Here is one major change that I will implement for next year and that’s bellwork.... you’re probably thinking, “What? You don’t do bellwork??” My answer is “I used to.” See, when I taught only 6th grade, I had one bellwork for 6 classes. When I became a high school teacher, first time I had 5 preps so I didn’t bother. The last two years, I’ve had 6 preps so I continued not to bother. Just doing the math, it’s over 1000 bellworks to design and prepare. That will be one of my assignments over the summer!

I give the kids a Do Now every day and it doesn't take me too long to make because it's usually just one question. I don't make them in advance because a lot of times it relates to the lesson. You can also take questions from the state test for the Do Now. I used to project it but the kids didn't do it. Now, I print it on half sheets of paper and have a kid quickly collect them after we go over it. The kids think I grade them but I just recycle them. Even if some of the kids don't do it, most of them at least write it down when we go over it this way.

Sometimes, the answer is in the simplicity. For example, in elementary, my "bellwork" is having them dive into a book. It sets the tone for the day, shows the importance of reading, is a flexible activity that I don't have to worry about some finishing and some not, and auto-differentiates. For math, I wonder if doing some kind of open-ended question relating to that day's topic would work? Or maybe just make it an initial question that leads into the discussion you'd be starting the lesson with anyways? Definitely don't need to make it something to grade.

I have tried this year to do online bellwork. I had students use online sites such as xtramath.org and ixl, hoping that it would help differentiate my lessons a bit. There have been some issues with it I want to work out, but I have seen it accomplish many of the goals I was hoping it would.

Belkwork does not need to be a worksheet. It can be as simple as one problem up on the board. Students take out a notebook when they walk in, they write down the problem and solve it, you give them two minutes and then go over it.

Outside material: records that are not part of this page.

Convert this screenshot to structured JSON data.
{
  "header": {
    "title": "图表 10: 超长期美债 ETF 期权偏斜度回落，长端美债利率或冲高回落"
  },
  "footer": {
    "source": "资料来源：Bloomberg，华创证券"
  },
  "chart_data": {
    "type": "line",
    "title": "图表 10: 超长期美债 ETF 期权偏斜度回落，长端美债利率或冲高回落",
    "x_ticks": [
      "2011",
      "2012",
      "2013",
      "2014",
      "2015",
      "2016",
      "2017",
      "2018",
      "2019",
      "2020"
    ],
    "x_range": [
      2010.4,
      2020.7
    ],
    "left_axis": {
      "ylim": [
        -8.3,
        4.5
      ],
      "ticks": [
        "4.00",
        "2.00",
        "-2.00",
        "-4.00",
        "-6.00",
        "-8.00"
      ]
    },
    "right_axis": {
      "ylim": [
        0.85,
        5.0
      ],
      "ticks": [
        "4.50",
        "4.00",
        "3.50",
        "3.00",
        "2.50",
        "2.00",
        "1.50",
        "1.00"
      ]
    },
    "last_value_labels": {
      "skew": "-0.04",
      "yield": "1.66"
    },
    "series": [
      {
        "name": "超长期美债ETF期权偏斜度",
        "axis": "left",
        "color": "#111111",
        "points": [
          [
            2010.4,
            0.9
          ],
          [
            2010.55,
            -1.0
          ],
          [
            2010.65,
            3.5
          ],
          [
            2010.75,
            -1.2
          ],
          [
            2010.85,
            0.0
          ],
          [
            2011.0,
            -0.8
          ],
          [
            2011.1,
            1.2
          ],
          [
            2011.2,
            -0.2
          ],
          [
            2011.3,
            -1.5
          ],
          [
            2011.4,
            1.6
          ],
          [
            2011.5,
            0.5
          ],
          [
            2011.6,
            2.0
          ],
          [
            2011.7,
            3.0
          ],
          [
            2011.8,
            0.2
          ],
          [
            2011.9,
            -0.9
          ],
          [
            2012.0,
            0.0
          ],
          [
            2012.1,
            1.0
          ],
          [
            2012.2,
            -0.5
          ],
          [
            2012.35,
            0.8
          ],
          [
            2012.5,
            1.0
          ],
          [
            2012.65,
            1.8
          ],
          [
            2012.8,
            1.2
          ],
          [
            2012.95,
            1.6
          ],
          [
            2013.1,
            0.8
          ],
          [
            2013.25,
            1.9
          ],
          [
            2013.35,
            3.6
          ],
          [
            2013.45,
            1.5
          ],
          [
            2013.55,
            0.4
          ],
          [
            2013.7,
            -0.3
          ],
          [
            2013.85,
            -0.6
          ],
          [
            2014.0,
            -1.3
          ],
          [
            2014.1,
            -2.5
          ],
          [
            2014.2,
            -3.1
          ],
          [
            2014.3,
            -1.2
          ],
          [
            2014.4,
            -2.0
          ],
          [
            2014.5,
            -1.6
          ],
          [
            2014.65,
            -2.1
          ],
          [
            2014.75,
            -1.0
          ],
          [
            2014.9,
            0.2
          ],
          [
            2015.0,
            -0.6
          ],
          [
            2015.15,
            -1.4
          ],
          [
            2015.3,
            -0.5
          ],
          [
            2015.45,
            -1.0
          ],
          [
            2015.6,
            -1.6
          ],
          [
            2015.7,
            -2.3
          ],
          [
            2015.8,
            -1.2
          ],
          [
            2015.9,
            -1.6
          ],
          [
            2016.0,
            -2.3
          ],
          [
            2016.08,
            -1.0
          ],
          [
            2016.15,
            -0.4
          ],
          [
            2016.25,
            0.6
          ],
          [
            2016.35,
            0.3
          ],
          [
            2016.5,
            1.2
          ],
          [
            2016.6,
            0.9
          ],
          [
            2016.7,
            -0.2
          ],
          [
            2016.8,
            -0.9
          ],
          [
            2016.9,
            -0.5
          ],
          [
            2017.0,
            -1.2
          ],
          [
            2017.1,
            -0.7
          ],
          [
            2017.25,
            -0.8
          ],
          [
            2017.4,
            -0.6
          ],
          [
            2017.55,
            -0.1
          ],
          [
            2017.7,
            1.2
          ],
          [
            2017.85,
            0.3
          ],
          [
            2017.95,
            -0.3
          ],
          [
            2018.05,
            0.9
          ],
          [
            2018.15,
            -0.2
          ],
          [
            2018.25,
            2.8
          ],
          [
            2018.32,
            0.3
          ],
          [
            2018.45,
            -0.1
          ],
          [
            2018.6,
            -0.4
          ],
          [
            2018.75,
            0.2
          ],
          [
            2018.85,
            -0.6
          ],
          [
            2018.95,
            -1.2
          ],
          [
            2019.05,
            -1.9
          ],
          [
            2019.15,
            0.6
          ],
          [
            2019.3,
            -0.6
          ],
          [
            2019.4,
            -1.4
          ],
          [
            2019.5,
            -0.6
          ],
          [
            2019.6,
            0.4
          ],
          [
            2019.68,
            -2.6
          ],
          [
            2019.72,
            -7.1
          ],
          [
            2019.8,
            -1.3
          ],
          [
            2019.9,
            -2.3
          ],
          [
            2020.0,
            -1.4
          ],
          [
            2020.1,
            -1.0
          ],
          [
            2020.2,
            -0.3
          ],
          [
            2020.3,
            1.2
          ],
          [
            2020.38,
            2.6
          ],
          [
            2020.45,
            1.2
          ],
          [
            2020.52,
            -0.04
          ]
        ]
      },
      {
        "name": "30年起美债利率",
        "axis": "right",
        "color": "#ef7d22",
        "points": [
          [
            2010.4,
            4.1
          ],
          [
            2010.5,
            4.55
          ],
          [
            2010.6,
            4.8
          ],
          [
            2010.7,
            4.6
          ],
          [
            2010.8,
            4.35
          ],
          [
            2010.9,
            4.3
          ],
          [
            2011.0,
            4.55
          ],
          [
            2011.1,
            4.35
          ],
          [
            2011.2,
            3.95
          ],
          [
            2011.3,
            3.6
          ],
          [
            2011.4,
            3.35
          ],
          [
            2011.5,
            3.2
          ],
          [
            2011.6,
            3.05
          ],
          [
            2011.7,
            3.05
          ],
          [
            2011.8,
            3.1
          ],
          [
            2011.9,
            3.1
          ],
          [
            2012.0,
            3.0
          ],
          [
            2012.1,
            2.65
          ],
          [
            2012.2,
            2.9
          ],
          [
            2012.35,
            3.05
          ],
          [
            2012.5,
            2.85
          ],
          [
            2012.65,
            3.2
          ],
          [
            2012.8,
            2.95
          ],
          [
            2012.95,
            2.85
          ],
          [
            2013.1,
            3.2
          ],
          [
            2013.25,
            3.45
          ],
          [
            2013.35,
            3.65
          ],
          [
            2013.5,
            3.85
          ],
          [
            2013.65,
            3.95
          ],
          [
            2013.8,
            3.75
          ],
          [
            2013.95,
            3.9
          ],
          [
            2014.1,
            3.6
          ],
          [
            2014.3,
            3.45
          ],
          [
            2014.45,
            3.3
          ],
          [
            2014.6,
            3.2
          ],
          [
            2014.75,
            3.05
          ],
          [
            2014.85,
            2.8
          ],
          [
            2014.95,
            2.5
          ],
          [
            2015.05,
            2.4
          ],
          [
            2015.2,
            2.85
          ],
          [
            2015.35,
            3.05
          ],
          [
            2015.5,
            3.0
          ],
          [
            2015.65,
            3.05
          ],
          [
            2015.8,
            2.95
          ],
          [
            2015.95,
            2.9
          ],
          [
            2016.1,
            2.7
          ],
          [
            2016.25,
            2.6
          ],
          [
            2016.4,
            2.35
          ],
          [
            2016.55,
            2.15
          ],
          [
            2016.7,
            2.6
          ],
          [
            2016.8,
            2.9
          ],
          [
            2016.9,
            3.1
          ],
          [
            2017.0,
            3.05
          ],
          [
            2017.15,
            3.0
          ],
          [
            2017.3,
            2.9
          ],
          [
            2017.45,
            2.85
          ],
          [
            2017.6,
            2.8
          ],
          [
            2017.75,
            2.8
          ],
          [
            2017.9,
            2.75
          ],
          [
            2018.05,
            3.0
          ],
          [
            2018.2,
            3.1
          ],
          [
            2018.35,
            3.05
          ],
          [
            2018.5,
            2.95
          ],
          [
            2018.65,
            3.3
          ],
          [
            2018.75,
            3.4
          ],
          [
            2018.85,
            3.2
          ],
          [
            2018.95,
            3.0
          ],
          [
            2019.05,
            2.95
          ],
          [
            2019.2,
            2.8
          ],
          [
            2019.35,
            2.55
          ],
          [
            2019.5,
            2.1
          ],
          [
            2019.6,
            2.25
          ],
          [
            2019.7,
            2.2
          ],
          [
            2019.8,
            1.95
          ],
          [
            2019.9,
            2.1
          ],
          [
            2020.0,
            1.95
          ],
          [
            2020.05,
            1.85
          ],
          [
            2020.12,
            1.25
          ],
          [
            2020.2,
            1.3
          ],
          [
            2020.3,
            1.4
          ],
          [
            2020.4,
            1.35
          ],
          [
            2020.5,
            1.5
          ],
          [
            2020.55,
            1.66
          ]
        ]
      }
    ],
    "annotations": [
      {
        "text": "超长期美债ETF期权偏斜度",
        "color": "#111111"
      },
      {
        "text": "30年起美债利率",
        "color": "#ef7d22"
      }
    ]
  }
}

I like the idea of taking a question from a state test. You could also use an SAT prep book.

Why not have students design and deliver your bell work problems? I rarely created bell work problems after first week of school. From then on students did all the bell work as part of homework. I gave them a theme, numbers and operations to use to design their own real-world application problems. They had to write out their problem and show computation. I collected hw and chose a student to "teach" the class their problems. I scanned that student's paper and copied it to the projector. It became the Two Problems when students entered. In advance, I gave each student a generic IBM answer sheet which they kept in the front of their text to use each day. Each problem had four solutions, a-b-c-d, with one being correct (like a test). While the student was teaching I walked around and monitored students. The next day I chose another student (from the stack of hw).

No matter what system you use, I advocate for keeping it consistent from day to day rather than trying different formats. This keeps kids in a routine, and that is good for classroom management. My preferred method: as students walk in, I have the daily agenda projected on the board. The first item on it says, “Pick Up: ______________. Complete problem ______.” If we are starting a new section of notes, they will pick up the notes handout for the lesson which will have the warmup problem at the top. Incorporating it into the notes handout saves the hassle of making extra copies just for warm-ups, saves time by not having to pass out papers to start, and serves to hold students accountable for completing their warm-ups as part of my periodic binder checks. If you don’t use notes handouts and instead have students write in notebooks, you can type the problem into the agenda and have students write it in their notebooks. If we have already finished the lesson and we will get straight to work on an assignment, they will pick up the assignment and complete a specified problem or problems on that for their warm-up. Each day after working the warm-up individually, I direct students to talk about their process with their shoulder partners, and then we go over it as a class.